International Crisis Group (ICG) Sahel project director, Richard Moncrieff, said that in Burkina Faso as well as Mali, Islamists engage in "classic asymmetric warfare where they don't take control of any cities. They do increasingly encircle cities and cut them off in order to flex their muscles, and otherwise have become very rural."


Mali has been the epicentre of Islamist violence in the Sahel for the past decade, with jihadists enabling ethnic Tuareg rebels to seize control of much of the north in 2012.

French troops were called in to tackle the insurgency the following year, with Malians initially welcoming the intervention by its former coloniser. But after nine years they are leaving Mali after falling out with junta, and Mali has also decided to quit the multi-national G5 Sahel force that was jointly created to fight the jihadists.

As the French-led Barkhane force has shifted the central hub of its anti-jihadist operation to Niger, militants from Islamic State in the Greater Sahara have "exploited the void left behind" to wage "unprecedented levels of violence" in the regions of Menaka and Gao, according to Mr Nsaibia.


The Mali junta's activities since taking power - including hiring troops from Russian security contractor Wagner and buying a large number of arms from Russia - have failed for lack of coherent strategy.


In recent years as their influence has waned in the Middle East, the Islamic State group and al-Qaeda have increasingly focused their efforts on the Sahel. They have exploited existing tensions in communities, says Mr Moncrieff, with "climate change and declining agricultural resource adding to that very violent mix".

"It's a vicious circle," he adds, with "people being excluded from their fields by insecurity, when that makes them more likely to join groups that are either jihadist in nature or simply criminal gangs who aim to steal cattle and so forth."

The spread of jihadist violence from northern to central Mali over the past seven years, and its emergence in Burkina Faso in the last two years, has implications elsewhere in West Africa.

"We also see it in the coastal states, especially Benin, and more recently Togo," says Mr Nsaibia. "So far it's only really Ghana that has been untouched, so to speak, even though there are strong indications that militant groups are using Ghanaian territory as a place of rest and recuperation."
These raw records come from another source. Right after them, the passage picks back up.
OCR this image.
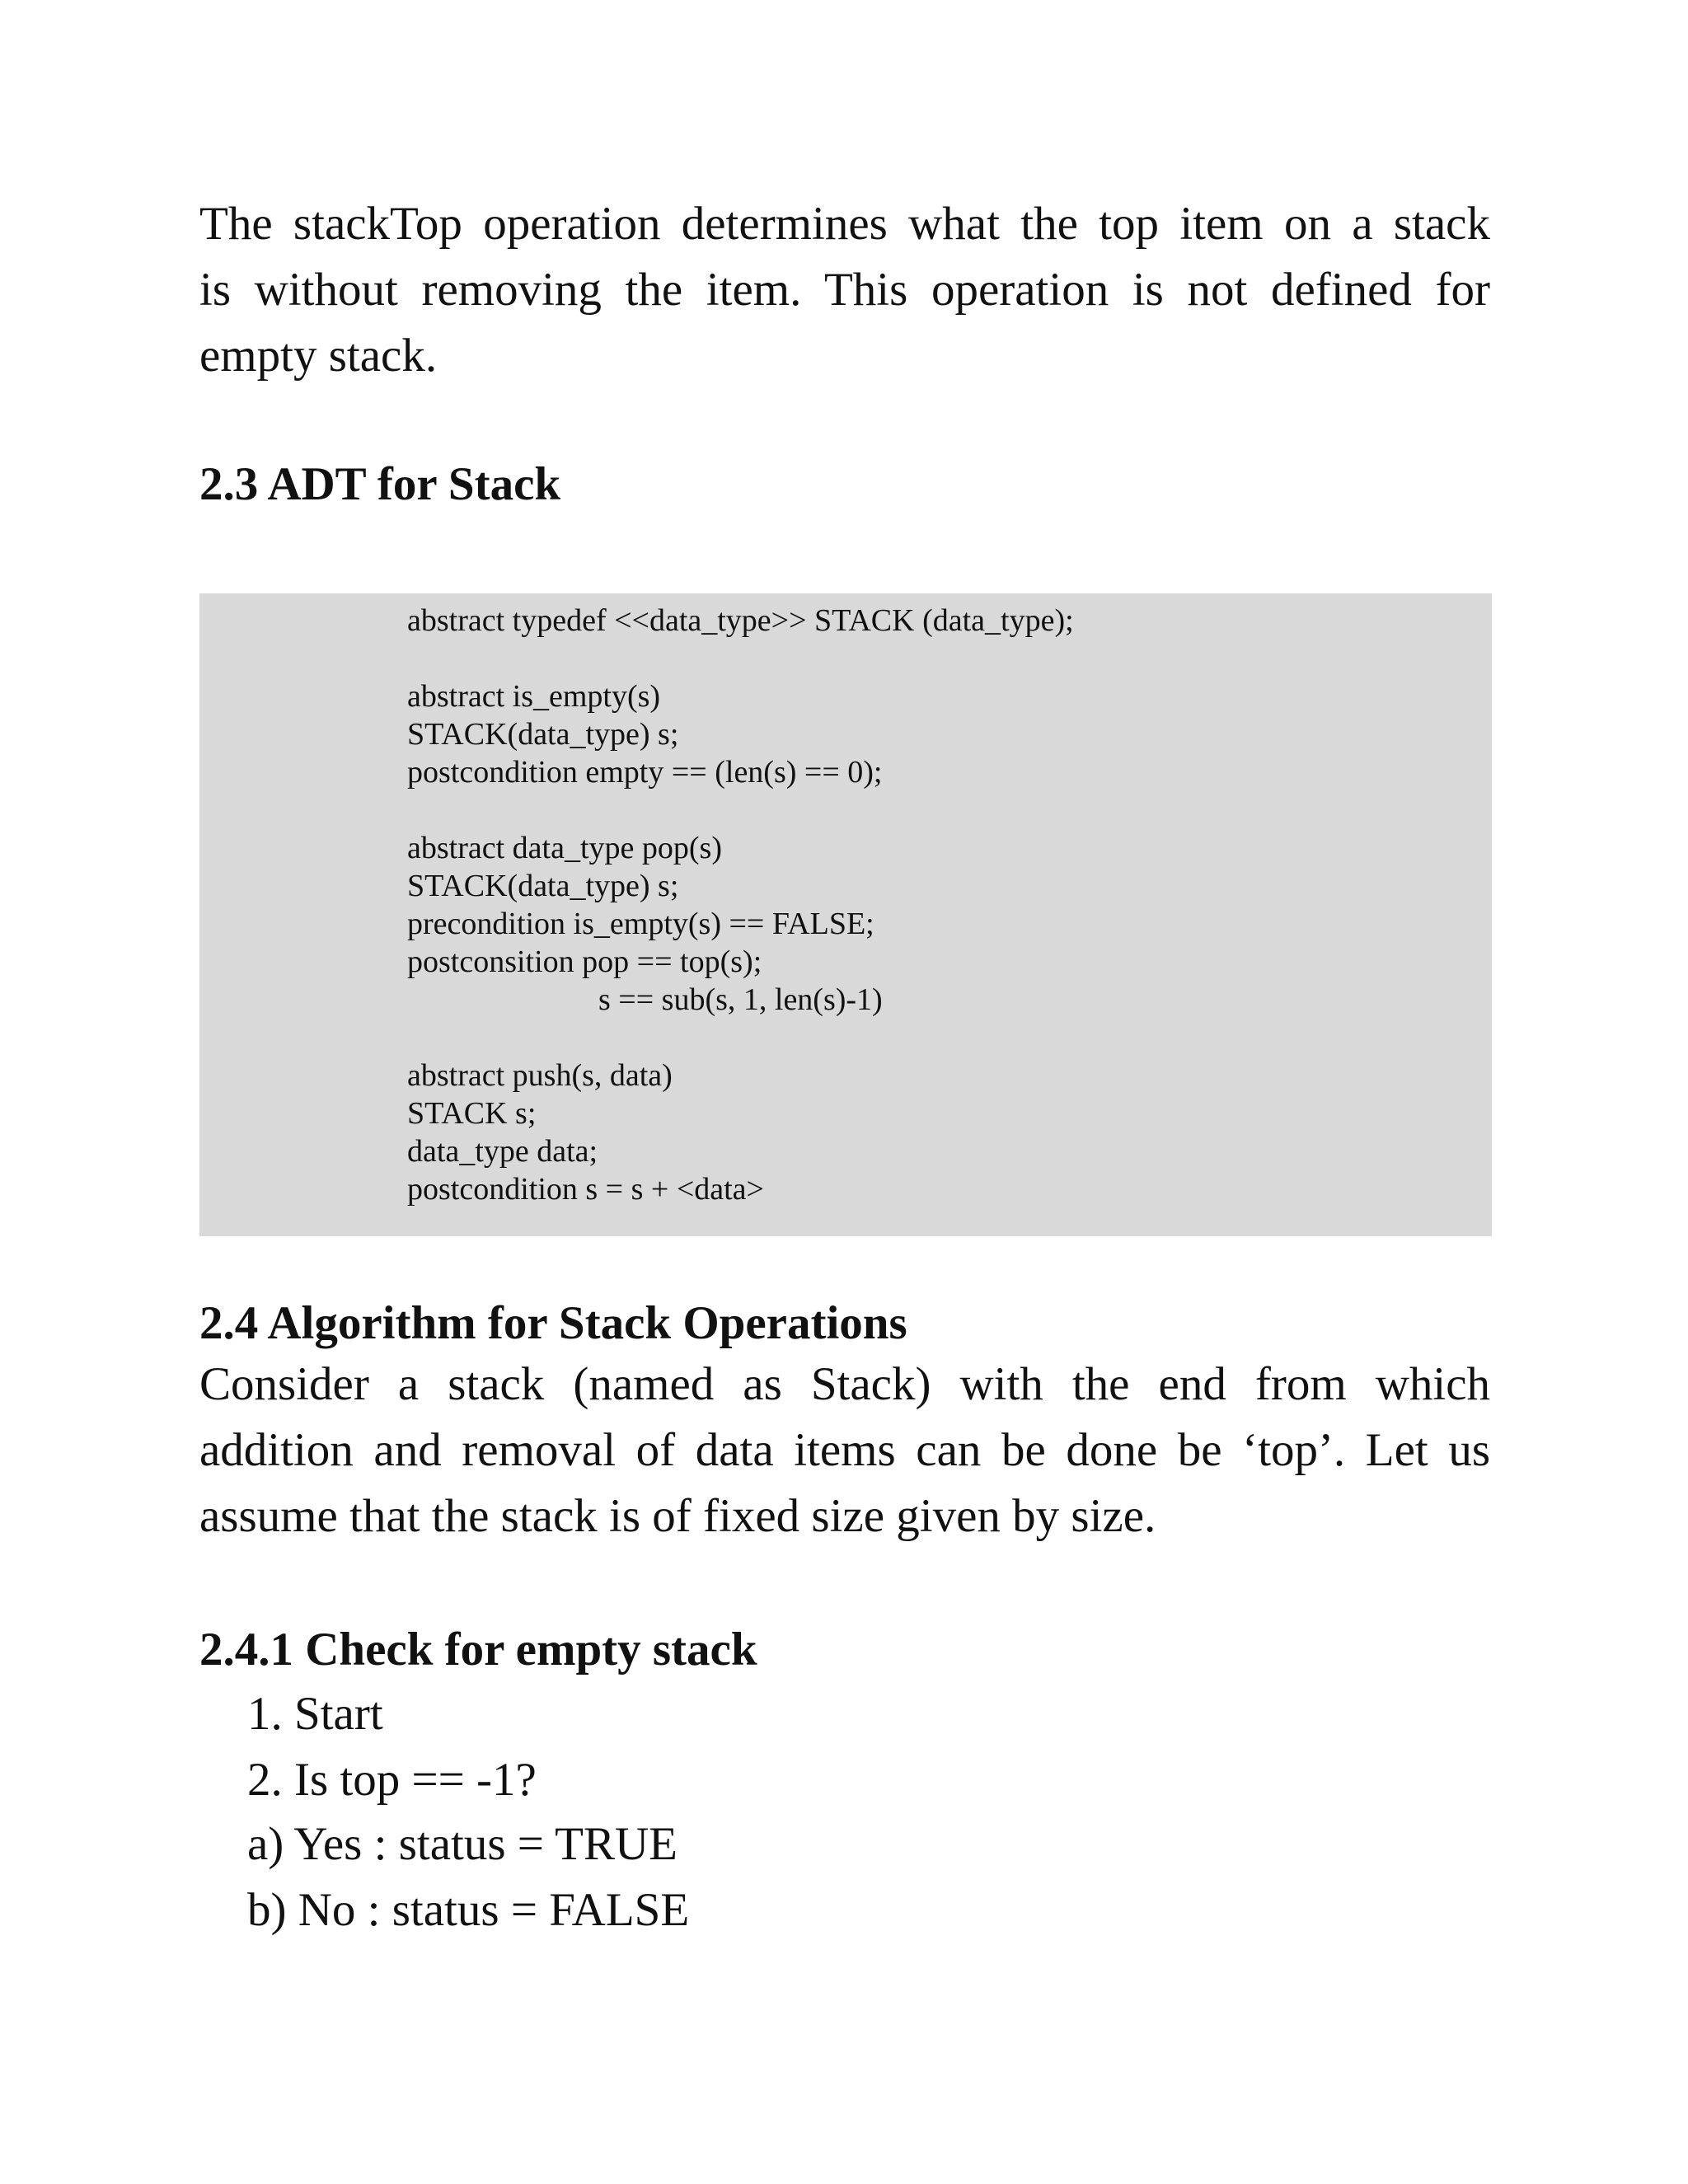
The stackTop operation determines what the top item on a stack
is without removing the item. This operation is not defined for
empty stack.
2.3 ADT for Stack
abstract typedef <<data_type>> STACK (data_type);
abstract is_empty(s)
STACK(data_type) s;
postcondition empty == (len(s) == 0);
abstract data_type pop(s)
STACK(data_type) s;
precondition is_empty(s) == FALSE;
postconsition pop == top(s);
s == sub(s, 1, len(s)-1)
abstract push(s, data)
STACK s;
data_type data;
postcondition s = s + <data>
2.4 Algorithm for Stack Operations
Consider a stack (named as Stack) with the end from which
addition and removal of data items can be done be ‘top’. Let us
assume that the stack is of fixed size given by size.
2.4.1 Check for empty stack

1. Start

2. Is top == -1?

a) Yes : status = TRUE

b) No : status = FALSE
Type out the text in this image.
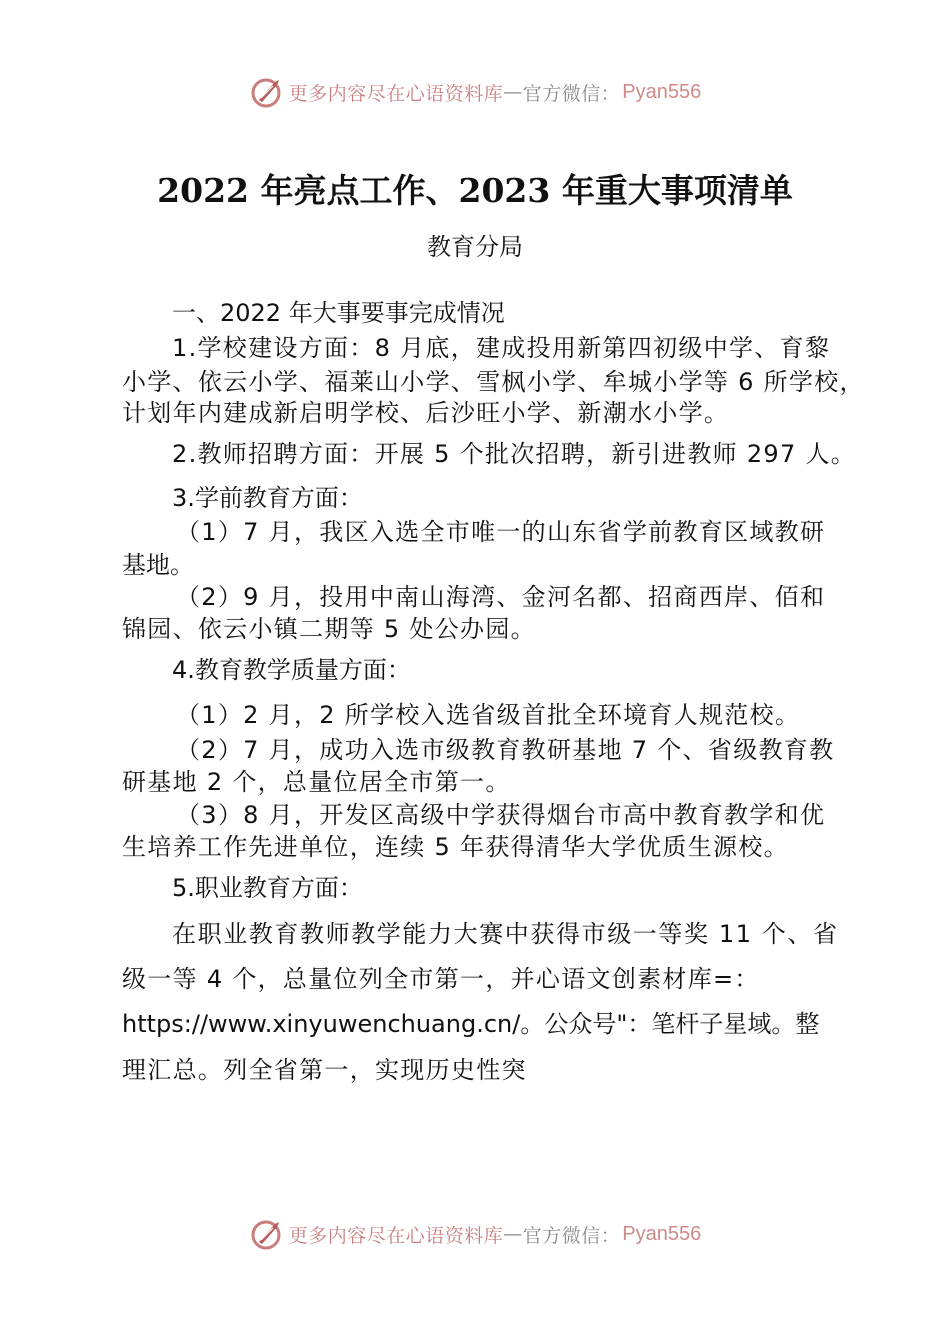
更多内容尽在心语资料库 — 官方微信： Pyan556
2022 年亮点工作、2023 年重大事项清单
教育分局
一、2022 年大事要事完成情况
1.学校建设方面：8 月底，建成投用新第四初级中学、育黎
小学、依云小学、福莱山小学、雪枫小学、牟城小学等 6 所学校，
计划年内建成新启明学校、后沙旺小学、新潮水小学。
2.教师招聘方面：开展 5 个批次招聘，新引进教师 297 人。
3.学前教育方面：
（1）7 月，我区入选全市唯一的山东省学前教育区域教研
基地。
（2）9 月，投用中南山海湾、金河名都、招商西岸、佰和
锦园、依云小镇二期等 5 处公办园。
4.教育教学质量方面：
（1）2 月，2 所学校入选省级首批全环境育人规范校。
（2）7 月，成功入选市级教育教研基地 7 个、省级教育教
研基地 2 个，总量位居全市第一。
（3）8 月，开发区高级中学获得烟台市高中教育教学和优
生培养工作先进单位，连续 5 年获得清华大学优质生源校。
5.职业教育方面：
在职业教育教师教学能力大赛中获得市级一等奖 11 个、省
级一等 4 个，总量位列全市第一，并心语文创素材库=：
https://www.xinyuwenchuang.cn/。公众号"：笔杆子星域。整
理汇总。列全省第一，实现历史性突
更多内容尽在心语资料库 — 官方微信： Pyan556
Says Mr Sawadogo, "Any involvement of the army in political affairs worsens the nation's social and security situation... It's a last resort. Every coup in Burkina Faso has set back the country's progress."

"Acclaim fades when people become aware that the army in power have no greater leverage in peripheral areas than civilian governments," agrees Mr Moncrieff.


 Ghana's President and Ecowas leader Nana Akufo-Addo, told the BBC that "the initial evidence doesn't point to the fact that Mali is doing anything better about the insecurity and the fight against the jihadists than the civilian government."


Says political scientist Idrissa, the show of military might, such as raids and crackdowns on armed groups, are ultimately not enough to establish the staying power of the state, he adds. For that you need a reformed state, able to keep control of its territory.